Bio
The hiss of tape may seem nostalgic in the land of digital recordings and MP3, but for Montreal’s The Stills it’s more than an scratch from the distant past. That hiss recalls the band’s very beginnings, because without a simple, chunky-looking four track tape recorder The Stills just wouldn’t be.
“It’s like our Rosetta stone, you can trace everything about The Stills back to that four track,” explains Tim Fletcher, The Stills 25 year-old singer-guitarist. “A friend of ours who’d ran into financial troubles in London called-up and said ‘take some of my belongings just send me some money’, so we took that.” Splitting the cost with close friend and Stills drummer Dave Hamelin, a frantic exchange of ideas began hurtling between them.
“We shared the recorder so I’d listen to whatever Tim did before me and then he’d listen to what I done,” recalls Hamelin. “It would be, ‘I liked his song, I’m going to try to make a better one’. We created our own little universe.” From early experiments this private world began to take shape, fleshed-out with a delicate melancholy born from a shared restlessness. “The only moments when we felt we could truly let go were when we were recording,” explains Fletcher who with Hamelin writes The Stills’ material. “When you’re playing you’re not thinking of anything else, not even what you’re playing, you’re just doing.
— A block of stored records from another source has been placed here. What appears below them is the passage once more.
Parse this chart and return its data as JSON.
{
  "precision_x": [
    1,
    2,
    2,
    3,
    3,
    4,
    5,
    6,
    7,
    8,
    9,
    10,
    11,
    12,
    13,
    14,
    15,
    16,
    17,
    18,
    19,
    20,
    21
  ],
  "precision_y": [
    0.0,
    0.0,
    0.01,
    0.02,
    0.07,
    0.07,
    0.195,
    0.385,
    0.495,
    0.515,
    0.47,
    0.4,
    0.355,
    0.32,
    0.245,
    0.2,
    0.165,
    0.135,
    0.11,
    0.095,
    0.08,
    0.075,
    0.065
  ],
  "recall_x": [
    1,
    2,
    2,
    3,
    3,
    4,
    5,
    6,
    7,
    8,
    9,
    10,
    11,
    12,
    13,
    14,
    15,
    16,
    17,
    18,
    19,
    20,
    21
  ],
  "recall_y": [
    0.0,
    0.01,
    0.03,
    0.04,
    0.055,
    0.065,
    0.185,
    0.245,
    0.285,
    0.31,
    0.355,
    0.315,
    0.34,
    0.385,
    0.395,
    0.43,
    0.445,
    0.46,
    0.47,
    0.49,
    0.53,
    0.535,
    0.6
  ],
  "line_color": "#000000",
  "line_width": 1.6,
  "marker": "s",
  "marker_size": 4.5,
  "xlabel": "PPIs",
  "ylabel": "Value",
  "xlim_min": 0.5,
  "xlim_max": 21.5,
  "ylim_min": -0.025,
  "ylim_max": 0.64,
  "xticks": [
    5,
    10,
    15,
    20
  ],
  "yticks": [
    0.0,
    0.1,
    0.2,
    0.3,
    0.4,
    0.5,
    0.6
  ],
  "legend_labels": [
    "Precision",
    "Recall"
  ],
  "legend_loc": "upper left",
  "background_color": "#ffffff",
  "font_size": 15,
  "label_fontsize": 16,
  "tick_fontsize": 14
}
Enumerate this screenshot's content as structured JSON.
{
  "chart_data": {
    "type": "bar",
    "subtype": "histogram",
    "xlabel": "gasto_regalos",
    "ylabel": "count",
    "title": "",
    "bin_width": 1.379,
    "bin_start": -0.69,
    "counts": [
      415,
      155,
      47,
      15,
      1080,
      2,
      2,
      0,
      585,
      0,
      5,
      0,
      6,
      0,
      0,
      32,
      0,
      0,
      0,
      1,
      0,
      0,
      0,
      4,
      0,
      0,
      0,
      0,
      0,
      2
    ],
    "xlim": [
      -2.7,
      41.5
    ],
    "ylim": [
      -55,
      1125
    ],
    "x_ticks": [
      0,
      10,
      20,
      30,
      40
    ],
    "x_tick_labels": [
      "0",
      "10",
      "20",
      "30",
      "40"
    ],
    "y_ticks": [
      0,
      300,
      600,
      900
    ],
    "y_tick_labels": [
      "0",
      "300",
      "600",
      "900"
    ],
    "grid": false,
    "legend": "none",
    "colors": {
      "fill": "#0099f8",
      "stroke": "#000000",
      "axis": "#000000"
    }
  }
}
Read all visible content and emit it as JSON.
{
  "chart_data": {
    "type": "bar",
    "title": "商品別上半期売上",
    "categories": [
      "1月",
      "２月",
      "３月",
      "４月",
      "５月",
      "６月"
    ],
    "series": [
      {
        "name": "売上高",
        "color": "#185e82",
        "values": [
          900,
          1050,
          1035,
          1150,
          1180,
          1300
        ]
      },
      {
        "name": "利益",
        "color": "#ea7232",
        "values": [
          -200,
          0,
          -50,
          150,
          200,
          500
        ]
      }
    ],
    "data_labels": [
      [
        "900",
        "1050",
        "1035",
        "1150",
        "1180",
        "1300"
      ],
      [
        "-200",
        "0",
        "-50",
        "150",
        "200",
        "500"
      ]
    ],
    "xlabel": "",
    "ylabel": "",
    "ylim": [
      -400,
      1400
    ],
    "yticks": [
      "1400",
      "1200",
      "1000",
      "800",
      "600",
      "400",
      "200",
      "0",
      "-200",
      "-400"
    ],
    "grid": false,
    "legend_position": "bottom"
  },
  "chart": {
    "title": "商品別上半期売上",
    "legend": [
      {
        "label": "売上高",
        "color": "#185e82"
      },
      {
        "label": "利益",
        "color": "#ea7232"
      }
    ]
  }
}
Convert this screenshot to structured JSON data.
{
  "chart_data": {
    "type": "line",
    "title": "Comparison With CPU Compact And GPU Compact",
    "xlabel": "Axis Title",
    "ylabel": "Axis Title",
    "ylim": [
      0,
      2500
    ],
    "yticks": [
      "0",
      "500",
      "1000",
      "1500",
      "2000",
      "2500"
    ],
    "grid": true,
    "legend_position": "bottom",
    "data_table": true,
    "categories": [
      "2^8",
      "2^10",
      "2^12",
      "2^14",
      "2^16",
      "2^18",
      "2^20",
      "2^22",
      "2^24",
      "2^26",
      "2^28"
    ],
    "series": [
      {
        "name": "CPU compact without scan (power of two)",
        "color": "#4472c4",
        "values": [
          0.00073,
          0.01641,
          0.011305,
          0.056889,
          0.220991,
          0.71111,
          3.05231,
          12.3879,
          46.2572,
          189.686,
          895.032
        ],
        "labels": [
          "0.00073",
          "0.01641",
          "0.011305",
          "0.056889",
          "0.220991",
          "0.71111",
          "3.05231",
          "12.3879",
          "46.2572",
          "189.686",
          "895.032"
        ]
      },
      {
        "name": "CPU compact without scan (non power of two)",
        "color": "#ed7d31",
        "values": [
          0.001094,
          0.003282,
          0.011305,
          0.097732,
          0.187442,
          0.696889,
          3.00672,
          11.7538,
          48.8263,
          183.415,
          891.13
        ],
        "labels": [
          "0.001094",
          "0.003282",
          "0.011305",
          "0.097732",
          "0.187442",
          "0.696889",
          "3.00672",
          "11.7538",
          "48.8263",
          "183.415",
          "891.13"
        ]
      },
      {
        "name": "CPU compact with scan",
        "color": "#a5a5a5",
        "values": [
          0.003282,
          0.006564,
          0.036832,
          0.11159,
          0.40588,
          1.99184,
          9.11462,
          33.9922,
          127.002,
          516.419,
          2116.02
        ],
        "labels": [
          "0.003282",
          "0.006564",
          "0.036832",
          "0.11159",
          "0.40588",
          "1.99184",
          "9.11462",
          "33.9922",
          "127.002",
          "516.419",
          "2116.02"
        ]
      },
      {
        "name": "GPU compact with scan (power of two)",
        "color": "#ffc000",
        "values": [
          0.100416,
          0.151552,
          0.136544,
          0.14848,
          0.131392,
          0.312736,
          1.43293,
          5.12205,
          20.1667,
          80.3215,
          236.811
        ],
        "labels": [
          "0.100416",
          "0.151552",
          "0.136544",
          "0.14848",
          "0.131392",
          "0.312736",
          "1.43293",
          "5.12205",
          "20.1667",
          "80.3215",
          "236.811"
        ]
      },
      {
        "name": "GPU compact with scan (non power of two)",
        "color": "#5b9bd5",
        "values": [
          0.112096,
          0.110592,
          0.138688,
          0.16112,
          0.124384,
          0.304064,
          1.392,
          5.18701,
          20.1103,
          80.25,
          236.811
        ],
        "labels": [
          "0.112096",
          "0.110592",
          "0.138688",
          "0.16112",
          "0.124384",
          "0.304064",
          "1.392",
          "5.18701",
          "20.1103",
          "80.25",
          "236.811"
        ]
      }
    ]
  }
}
So we created everything for those moments. Ultimately we wanted to feel like that all the time.”
It was clear then their recorded experiments required a wider audience, so recruiting lead guitarist Greg Paquet and bassist Oliver Crowe (both, along with Hamelin, 23) from various aborted local bands the four had served in, and in search of wider exposure they temporarily swapped French-speaking Montreal to spend the summer of 2002 gigging in New York.
They immediately garnered attention. Interpol became firm friends, they supported The Yeah Yeah Yeahs among others and Vice Magazine’s record label signed the band. More touring followed, and after their debut release the Rememberese EP in April 2003, last summer they again settled in New York to record album Logic Will Break Your Heart with ex-pat Canadian producer Gus Van Go.
Echoing the four track swapping days, the pace was again frantic. “We almost lost our minds,” admits Fletcher. “We had just two months to record the album. We recorded all day, then would just sit up all night in this loft in Brooklyn freaking out over the next day’s work. It was like working in a factory – all day every day.” However, the urgency transfigured the album. Fused with paranoia and desolation but tinged with humour and hope, Logic Will Break Your Heart is a record of sweeping romanticism struggling against a homogenised world. “To me the album is about that defeatism,” explains Hamelin. “The world is heartbreaking. When you’re young and you have ideals you strive to push through boundaries, then as you get older and are forced to get a job you realise how the system works and logic breaks your heart.”
From the disillusioned disgust of opener Lola Stars And Stripes, the album moves between elegant regret and tragic optimism through a shimmering emotional backdrop. Like a vocal answer to The Smiths’ instrumental Oscillate Wildly, the smoothly textured Changes Are No Good highlights this restless spirit.
“A lot of the songs change their emotional attack,” explains Hamelin of the album’s evolving dynamics. “Tim sings all the songs on the record except one and I wrote 75 per-cent of them, so he adds his emotions to my songs. I’m always trying to be ironic, but when he sings it’s more sincere which adds a weird twist.”
It’s apparent on the cutting Allison Krausse which spitting with hurt reveals The Stills’ vicious side, while the Still In Love Song proves an infecting mantra caught somewhere between self-belief and self-delusion. Clearly The Stills have drawn from some dark places, but among the scything guitars and brutal percussion, soul-warming tunes ensure their debut long player doesn’t wallow in despair. Closing with the lullaby-like Yesterday Never Tomorrow, Logic Will Break Your Heart might be a tour of the heart’s dark-side but it’s one that always points towards the light. “There’s a hope there too,” concludes Fletcher of the swirling emotions. “I guess if you don’t have that hope then there’s nothing.”